Worshippers greeted and hugged one another in the spirit of peace and love after the congregational prayer in celebration of one another’s Eid. They later dispersed to visit their friends and family, give gifts to one another and call distant relatives to convey their good wishes for the holiday. Eid lasts for three days and is generally an official holiday in Muslim countries.
Eid is an Arabic term meaning “festivity” or “celebration,” while fitr means “to break the fast.” Eid falls on the first day of Shawwal, the month that follows Ramadan on the Islamic calendar.
President Abdullah Gül performed the Eid prayer at İstanbul’s historic Sultanahmet Mosque. After greeting the believers who filled the mosque, the president had breakfast in the room of the mosque’s imam together with other mosque clerics.
The president then returned to the Tarabya Residence, where he was met with a long queue of children who were waiting at the entrance to receive pocket money from the president. Gül allowed the children into the compound and gave them pocket money, a common Eid tradition in Turkey. The president shared photos from the first day of Eid on Twitter.
Prime Minister Recep Tayyip Erdoğan was also in İstanbul on the first day of Eid al-Fitr, performing the Eid prayer at the Süleymaniye Mosque.

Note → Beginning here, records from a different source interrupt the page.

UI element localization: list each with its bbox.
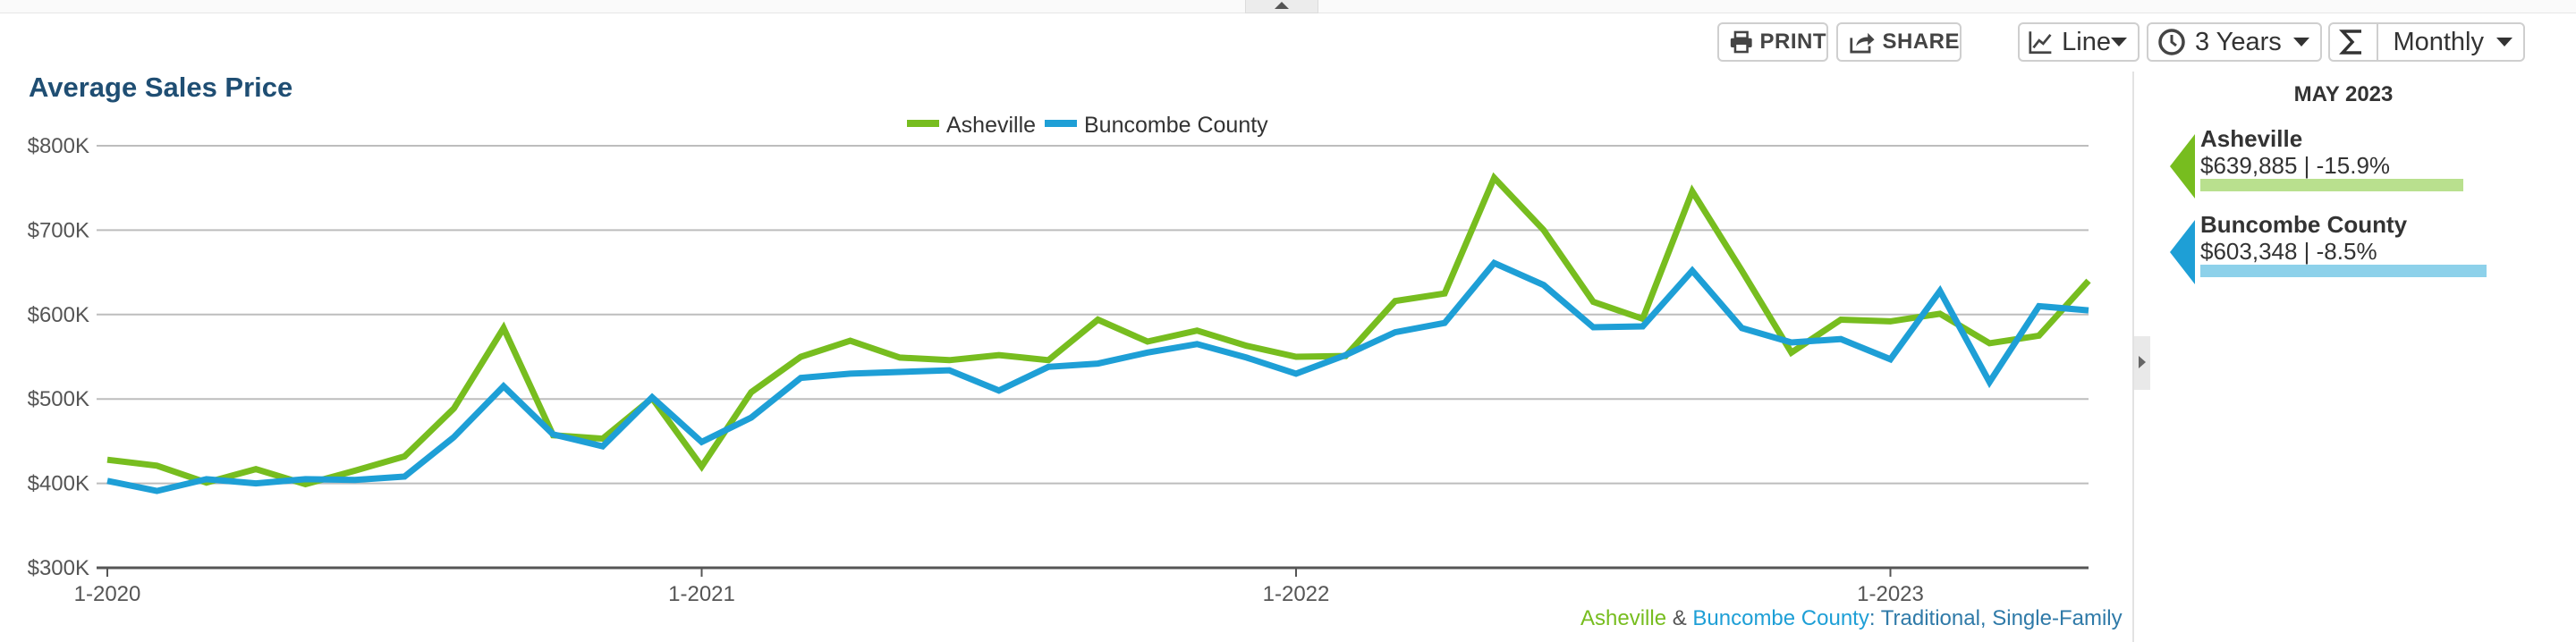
legend-label-asheville[interactable]: Asheville (946, 113, 1036, 138)
detail-panel: MAY 2023 Asheville $639,885 | -15.9% Bun… (2150, 72, 2537, 642)
chevron-right-icon (2139, 356, 2146, 368)
panel-entry-asheville: Asheville $639,885 | -15.9% (2150, 125, 2537, 207)
footnote-detail: : Traditional, Single-Family (1868, 606, 2123, 630)
print-label: PRINT (1759, 30, 1826, 54)
chevron-up-icon (1275, 2, 1289, 9)
marker-flag-icon (2170, 134, 2195, 199)
chevron-down-icon (2293, 38, 2309, 46)
chevron-down-icon (2496, 38, 2512, 46)
panel-entry-buncombe: Buncombe County $603,348 | -8.5% (2150, 211, 2537, 293)
footnote-separator: & (1666, 606, 1693, 630)
legend-swatch-buncombe (1045, 120, 1077, 127)
line-chart-icon (2029, 31, 2052, 55)
x-axis: 1-2020 1-2021 1-2022 1-2023 (74, 568, 1924, 606)
panel-divider (2132, 72, 2134, 642)
x-tick-label: 1-2022 (1263, 582, 1330, 606)
marker-flag-icon (2170, 220, 2195, 284)
printer-icon (1730, 30, 1752, 54)
y-tick-label: $600K (28, 303, 89, 327)
y-tick-label: $300K (28, 556, 89, 580)
share-icon (1850, 32, 1875, 54)
x-tick-label: 1-2021 (668, 582, 735, 606)
share-button[interactable]: SHARE (1836, 22, 1962, 62)
series-lines (106, 172, 2091, 494)
share-label: SHARE (1882, 30, 1960, 54)
entry-name: Buncombe County (2200, 211, 2408, 238)
legend-swatch-asheville (907, 120, 939, 127)
interval-value: Monthly (2393, 27, 2484, 56)
print-button[interactable]: PRINT (1717, 22, 1828, 62)
grid-lines: $300K $400K $500K $600K $700K $800K (28, 134, 2089, 580)
collapse-panel-toggle[interactable] (2134, 336, 2150, 390)
interval-dropdown[interactable]: Monthly (2328, 22, 2525, 62)
clock-icon (2158, 29, 2185, 55)
entry-bar (2200, 265, 2487, 277)
legend[interactable]: Asheville Buncombe County (907, 113, 1268, 138)
y-tick-label: $500K (28, 387, 89, 411)
panel-month: MAY 2023 (2293, 82, 2394, 106)
y-tick-label: $400K (28, 472, 89, 496)
y-tick-label: $800K (28, 134, 89, 158)
line-chart: $300K$400K$500K$600K$700K$800K 1-2020 1-2… (28, 113, 2091, 606)
footnote-series-a: Asheville (1580, 606, 1667, 630)
series-line-buncombe[interactable] (106, 258, 2089, 494)
series-line-asheville[interactable] (106, 172, 2091, 488)
date-range-value: 3 Years (2195, 27, 2282, 56)
chart-footnote: Asheville & Buncombe County: Traditional… (1580, 606, 2123, 631)
collapse-toolbar-toggle[interactable] (1245, 0, 1318, 13)
chevron-down-icon (2111, 38, 2127, 46)
y-tick-label: $700K (28, 218, 89, 242)
date-range-dropdown[interactable]: 3 Years (2147, 22, 2322, 62)
legend-label-buncombe[interactable]: Buncombe County (1084, 113, 1268, 138)
x-tick-label: 1-2023 (1857, 582, 1924, 606)
footnote-series-b: Buncombe County (1692, 606, 1869, 630)
chart-type-dropdown[interactable]: Line (2018, 22, 2140, 62)
divider (2377, 24, 2378, 60)
entry-value: $603,348 | -8.5% (2200, 238, 2377, 265)
chart-title: Average Sales Price (29, 72, 293, 103)
entry-value: $639,885 | -15.9% (2200, 152, 2391, 179)
sigma-icon (2339, 30, 2361, 55)
entry-bar (2200, 179, 2463, 191)
entry-name: Asheville (2200, 125, 2303, 152)
x-tick-label: 1-2020 (74, 582, 141, 606)
chart-type-value: Line (2062, 27, 2111, 56)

The three-day Eid al-Fitr holiday was marked by homesickness and concern over continuing violence in their home country by Syrian refugees in camps in the southern Turkish province of Hatay.
Syrians staying in refugees camps along the Turkish-Syrian border expressed a desire to return to Syria, with tears in their eyes. However, many tried to capture the joy of the end-of-Ramadan holiday, exchanging Eid greetings with others in the camp.